Forse in Europa si è preferito far finta di niente perché si contava sul fatto che un accomodamento, alla fine, si sarebbe trovato; ma Bisignani, che è al timone della Iata da dieci anni, dice che l’Ue si fa delle illusioni: «Ho visto i cinesi cambiare. Anni fa erano concilianti, adesso si sentono cresciuti di forza e manifestano un’aggressività  non controllata. Non sono abituati a un confronto politico dialettico». A quanto sembra la politica europea delle emissioni di CO, fatta per anni in solitario, come se il resto del mondo non esistesse, o come se fosse destinato ad accodarsi in un secondo tempo, sta andando a sbattere contro un muro. Oltre alla Cina hanno già  detto no all’Ue gli Stati Uniti, la Russia, il Giappone, l’India, l’Australia e un centinaio di altri Paesi. Pechino è la prima a passare alle vie di fatto.
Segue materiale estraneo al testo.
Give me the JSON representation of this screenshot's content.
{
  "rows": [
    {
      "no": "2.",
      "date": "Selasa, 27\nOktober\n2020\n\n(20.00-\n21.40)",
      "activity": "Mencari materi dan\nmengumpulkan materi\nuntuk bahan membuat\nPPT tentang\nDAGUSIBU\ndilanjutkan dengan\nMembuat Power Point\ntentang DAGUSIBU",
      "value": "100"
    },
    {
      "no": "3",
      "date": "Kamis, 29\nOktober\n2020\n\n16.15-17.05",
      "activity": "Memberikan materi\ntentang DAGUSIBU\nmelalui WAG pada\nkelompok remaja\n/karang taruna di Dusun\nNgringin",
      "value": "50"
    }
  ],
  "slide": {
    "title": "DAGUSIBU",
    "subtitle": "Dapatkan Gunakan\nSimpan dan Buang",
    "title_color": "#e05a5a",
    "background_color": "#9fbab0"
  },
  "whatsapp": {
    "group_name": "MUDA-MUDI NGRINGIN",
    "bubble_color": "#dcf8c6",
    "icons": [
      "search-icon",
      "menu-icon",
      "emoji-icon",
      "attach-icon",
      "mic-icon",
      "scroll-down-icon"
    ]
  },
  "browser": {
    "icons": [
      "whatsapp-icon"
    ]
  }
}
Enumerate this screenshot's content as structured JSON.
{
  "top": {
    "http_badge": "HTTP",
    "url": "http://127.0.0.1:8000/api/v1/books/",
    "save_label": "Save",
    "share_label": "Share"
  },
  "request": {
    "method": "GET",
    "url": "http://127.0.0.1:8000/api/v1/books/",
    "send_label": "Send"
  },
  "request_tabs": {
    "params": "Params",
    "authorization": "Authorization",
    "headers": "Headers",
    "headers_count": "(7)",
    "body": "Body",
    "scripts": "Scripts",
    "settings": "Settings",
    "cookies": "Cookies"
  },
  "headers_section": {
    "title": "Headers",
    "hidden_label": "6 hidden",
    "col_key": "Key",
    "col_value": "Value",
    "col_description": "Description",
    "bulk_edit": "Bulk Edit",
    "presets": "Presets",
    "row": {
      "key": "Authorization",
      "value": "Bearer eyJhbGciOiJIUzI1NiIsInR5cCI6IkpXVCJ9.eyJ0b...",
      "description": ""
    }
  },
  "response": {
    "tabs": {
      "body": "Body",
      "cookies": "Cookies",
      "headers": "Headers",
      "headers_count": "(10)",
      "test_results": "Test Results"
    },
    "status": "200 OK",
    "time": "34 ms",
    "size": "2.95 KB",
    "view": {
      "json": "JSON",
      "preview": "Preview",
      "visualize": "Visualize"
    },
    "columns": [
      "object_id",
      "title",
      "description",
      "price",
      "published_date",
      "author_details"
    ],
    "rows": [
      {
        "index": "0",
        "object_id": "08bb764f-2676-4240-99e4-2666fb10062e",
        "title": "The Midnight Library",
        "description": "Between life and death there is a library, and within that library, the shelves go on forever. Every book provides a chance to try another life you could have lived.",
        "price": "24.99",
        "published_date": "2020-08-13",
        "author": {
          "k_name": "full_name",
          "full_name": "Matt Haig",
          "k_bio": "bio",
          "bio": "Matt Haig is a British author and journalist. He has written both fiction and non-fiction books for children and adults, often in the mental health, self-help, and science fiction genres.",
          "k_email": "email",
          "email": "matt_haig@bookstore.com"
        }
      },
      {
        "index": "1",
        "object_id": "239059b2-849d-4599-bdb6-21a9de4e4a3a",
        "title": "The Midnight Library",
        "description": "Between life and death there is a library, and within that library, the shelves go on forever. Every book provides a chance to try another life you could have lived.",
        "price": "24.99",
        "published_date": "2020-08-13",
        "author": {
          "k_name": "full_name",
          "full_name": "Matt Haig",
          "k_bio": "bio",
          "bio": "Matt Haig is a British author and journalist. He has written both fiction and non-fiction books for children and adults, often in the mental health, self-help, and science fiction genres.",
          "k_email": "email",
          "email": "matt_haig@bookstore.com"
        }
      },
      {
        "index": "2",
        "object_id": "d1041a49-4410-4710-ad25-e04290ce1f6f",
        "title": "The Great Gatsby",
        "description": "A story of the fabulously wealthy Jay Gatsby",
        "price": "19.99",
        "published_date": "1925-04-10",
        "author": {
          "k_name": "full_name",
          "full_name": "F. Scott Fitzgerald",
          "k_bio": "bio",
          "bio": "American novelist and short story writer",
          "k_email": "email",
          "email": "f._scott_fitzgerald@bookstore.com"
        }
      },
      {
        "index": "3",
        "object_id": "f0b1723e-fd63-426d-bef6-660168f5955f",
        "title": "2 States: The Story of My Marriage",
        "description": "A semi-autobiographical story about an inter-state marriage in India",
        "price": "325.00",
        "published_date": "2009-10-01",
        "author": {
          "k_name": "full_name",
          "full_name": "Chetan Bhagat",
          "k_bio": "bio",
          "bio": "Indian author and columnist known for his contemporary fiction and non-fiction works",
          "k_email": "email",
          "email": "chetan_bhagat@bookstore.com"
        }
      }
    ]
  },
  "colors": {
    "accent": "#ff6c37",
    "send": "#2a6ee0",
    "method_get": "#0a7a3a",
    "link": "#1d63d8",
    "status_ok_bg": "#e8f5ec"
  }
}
Bisignani valuta che in gioco ci siano «diversi miliardi di euro» che le compagnie straniere dovrebbero pagare in Europa se il nuovo schema di compravendita delle emissioni entrasse in vigore. L’opinione che ne ha il direttore della Iata non è positiva: «In Europa dalle compagnie aeree vengono già  scremati in forma di tasse 5,4 miliardi di dollari l’anno, quando il totale degli utili di tutte le compagnie della Iata è stimato in 4 miliardi nel 2011. Il settore è già  sovraccarico di tasse». Non ha senso aggiungerne altre. I 4 miliardi di utili di quest’anno sono una frazione dei 18 miliardi del 2010 e sono calcolati supponendo un prezzo medio del petrolio di 110 dollari per barile.
Ma se il greggio arriva a 130 le compagnie vanno in rosso, e se il barile supera i 130 dollari è un bagno di sangue. «In dieci anni alla Iata sono stato costretto a sovrintendere al fallimento di 40 compagnie – dice Bisignani -. Ho paura che ci avviamo a un’altra crisi con decine di chiusure» se arriva un’altra scossa al mercato, come una nuova corsa del petrolio o una guerra commerciale Europa-Cina.
Eppure in dieci anni di gestione di Bisignani la Iata ha superato due grandi crisi (quella post-2001 e quella post-2008) aumentando la produttività  del lavoro del 67%, un tour de force ai limiti del possibile. «Dieci anni fa il punto di pareggio dei bilanci delle compagnie era col barile na 25 dollari, oggi è a 130» vanta il numero uno.
Ma a tutto c’è un limite. Fra l’altro, il traffico passeggeri globale è tornato sì ai livelli pre-crisi, ma nel frattempo c’è stata una redistribuzione delle quote di mercato e dei profitti, a danno di Europa e Nord America e a vantaggio delle compagnie aeree cinesi, di Singaporee di alcune mediorientali come Emirates.
A parziale riconoscimento di questa situazione, al posto di Bisignani, il cui mandato scade con questo convegno della Iata, verrà  preso (oggi l’investitura ufficiale) da un certo Tony Tyler che pur essendo europeo guida la Cathay Pacific di Hong Kong.Il baricentro sè è spostato lì.